Help on conversion to a reference in a derived object

[fl]

Hi,

I have difficulties when reading book "C++ Primer" on derived class section.
In chapter 15, on OOP, it has a section titled "Conversion to a Reference
is Not the Same as Converting an Object".


"As we've seen, we can pass an object of derived type to a function expecting
a reference to base. We might therefore think that the object is converted.
However, that is not what happens. When we pass an object to a function
expecting a reference, the reference is bound directly to that object.
Although it appears that we are passing an object, the argument is actually a
reference to that object. The object itself is not copied and the conversion
doesn't change the derived-type object in any way. It remains a derived-type
object".


First of all, I am not sure about whether there is a conversion to a reference
or not from the above. (There is a reference conversion, though not change
the derived-type object in any way? This sentence is puzzling me a lot.)


Then, the following section "Using a Derived Object to Initialize or Assign
a Base Object" has:

...
"Because there is a conversion from reference to derived to reference to base,
these copy-control members can be used to initialize or assign a base object
from a derived object:"


This paragraph clearly said there is a reference conversion from derived to
the base. Could you make it clear to me?


Thanks,

[Victor Bazarov]

On 7/16/2015 5:31 PM, fl wrote:
> I have difficulties when reading book "C++ Primer" on derived class section.
> In chapter 15, on OOP, it has a section titled "Conversion to a Reference
> is Not the Same as Converting an Object".
>
>
> "As we've seen, we can pass an object of derived type to a function expecting
> a reference to base. We might therefore think that the object is converted.
> However, that is not what happens.

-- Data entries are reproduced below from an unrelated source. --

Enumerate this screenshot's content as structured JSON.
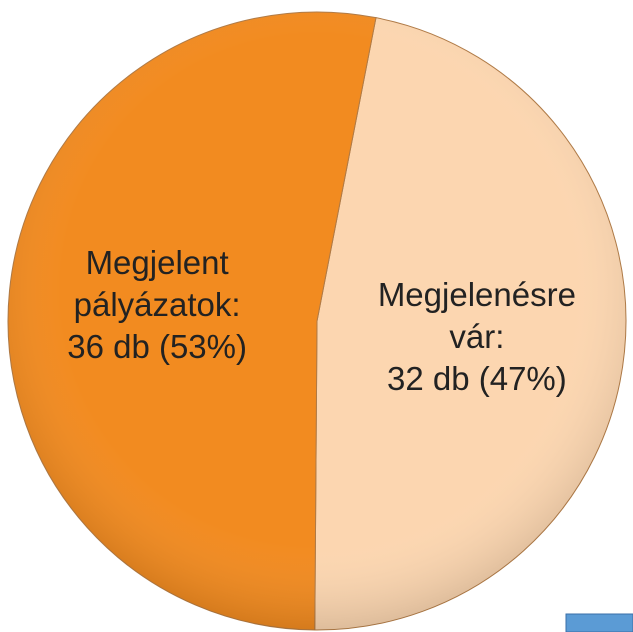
{
  "chart_data": {
    "type": "pie",
    "categories": [
      "Megjelenésre vár:",
      "Megjelent pályázatok:"
    ],
    "values": [
      32,
      36
    ],
    "value_labels": [
      "32 db (47%)",
      "36 db (53%)"
    ],
    "colors": [
      "#fcd6b0",
      "#f28b20"
    ]
  }
}
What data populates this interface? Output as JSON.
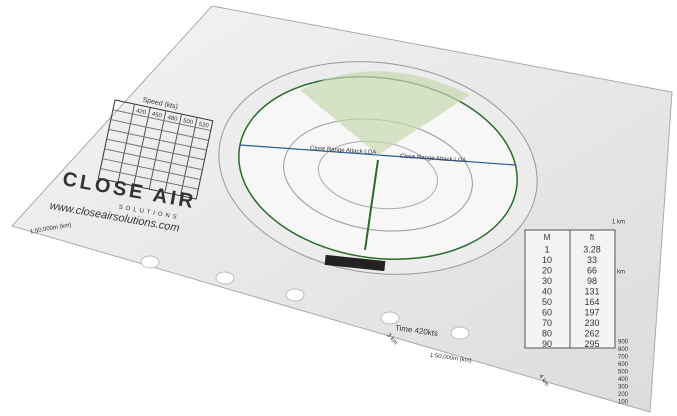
{
  "brand": {
    "name": "CLOSE AIR",
    "sub": "SOLUTIONS",
    "url": "www.closeairsolutions.com"
  },
  "speed_table": {
    "title": "Speed (kts)",
    "headers": [
      "420",
      "450",
      "480",
      "500",
      "520"
    ]
  },
  "circle_labels": [
    "Close Range Attack LOA",
    "Close Range Attack LOA"
  ],
  "time_label": "Time 420kts",
  "scale_labels": [
    "1:50,000m (km)",
    "1:50,000m (km)",
    "1 km",
    "2 km",
    "3 km",
    "4 km"
  ],
  "conversion": {
    "headers": [
      "M",
      "ft"
    ],
    "rows": [
      [
        "1",
        "3.28"
      ],
      [
        "10",
        "33"
      ],
      [
        "20",
        "66"
      ],
      [
        "30",
        "98"
      ],
      [
        "40",
        "131"
      ],
      [
        "50",
        "164"
      ],
      [
        "60",
        "197"
      ],
      [
        "70",
        "230"
      ],
      [
        "80",
        "262"
      ],
      [
        "90",
        "295"
      ]
    ]
  },
  "ruler": [
    "900",
    "800",
    "700",
    "600",
    "500",
    "400",
    "300",
    "200",
    "100"
  ]
}
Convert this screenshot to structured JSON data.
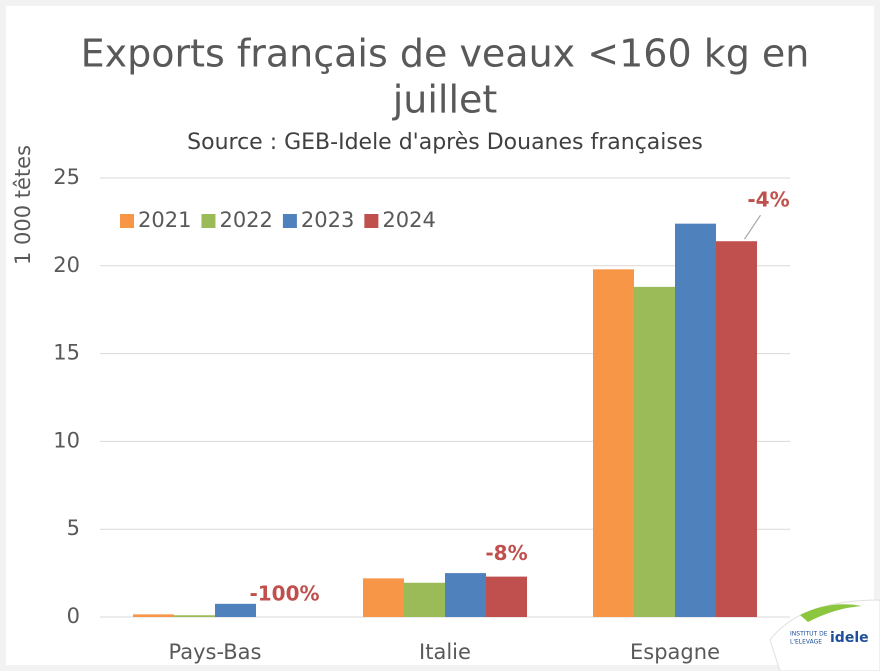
{
  "chart_data": {
    "type": "bar",
    "title_lines": [
      "Exports français de veaux <160 kg en",
      "juillet"
    ],
    "subtitle": "Source : GEB-Idele d'après Douanes françaises",
    "y_label": "1 000 têtes",
    "categories": [
      "Pays-Bas",
      "Italie",
      "Espagne"
    ],
    "series": [
      {
        "name": "2021",
        "color": "#f79646",
        "values": [
          0.15,
          2.2,
          19.8
        ]
      },
      {
        "name": "2022",
        "color": "#9bbb59",
        "values": [
          0.1,
          1.95,
          18.8
        ]
      },
      {
        "name": "2023",
        "color": "#4f81bd",
        "values": [
          0.75,
          2.5,
          22.4
        ]
      },
      {
        "name": "2024",
        "color": "#c0504d",
        "values": [
          0,
          2.3,
          21.4
        ]
      }
    ],
    "annotations": [
      "-100%",
      "-8%",
      "-4%"
    ],
    "ylim": [
      0,
      25
    ],
    "yticks": [
      0,
      5,
      10,
      15,
      20,
      25
    ],
    "grid": true,
    "legend": "top-left",
    "logo": {
      "line1": "INSTITUT DE",
      "line2": "L'ELEVAGE",
      "brand": "idele"
    }
  }
}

When we pass an object to a function
> expecting a reference, the reference is bound directly to that object.
> Although it appears that we are passing an object, the argument is actually a
> reference to that object. The object itself is not copied and the conversion
> doesn't change the derived-type object in any way. It remains a derived-type
> object".
>
>
> First of all, I am not sure about whether there is a conversion to a reference
> or not from the above. (There is a reference conversion, though not change
> the derived-type object in any way? This sentence is puzzling me a lot.)

A reference to the base class is bound to the area in the object (of the
derived type) that constitutes the base class *subobject*. If you think
of a reference as a kind of a pointer, that pointer points to the
address of the subobject inside that [unchanged] derived class object.

> Then, the following section "Using a Derived Object to Initialize or Assign
> a Base Object" has:
>
> ...
> "Because there is a conversion from reference to derived to reference to base,
> these copy-control members can be used to initialize or assign a base object
> from a derived object:"
>
>
> This paragraph clearly said there is a reference conversion from derived to
> the base. Could you make it clear to me?

Derived class object layout:
[ ... [base class object] ... other base classes and data ]
^
+--- the reference to the derived class object refers to the whole

After "conversion" the reference to the base class object is set to
refer to the portion of the object
[ ... [base class object] ... other base classes and data ]
. ^
. +--- the reference to the base class object refers here

To the code the portion of the [unchanged] *derived* class object is not
"visible". When you manipulate the object using the reference to the
*base* class (object), it only affects the area that represents the base
class object (here inside the derived class object).

I am not sure I made it clearer, so ask more questions if necessary.

V
--
I do not respond to top-posted replies, please don't ask

[fl]

Your reply makes it very clear to me now! Great thanks.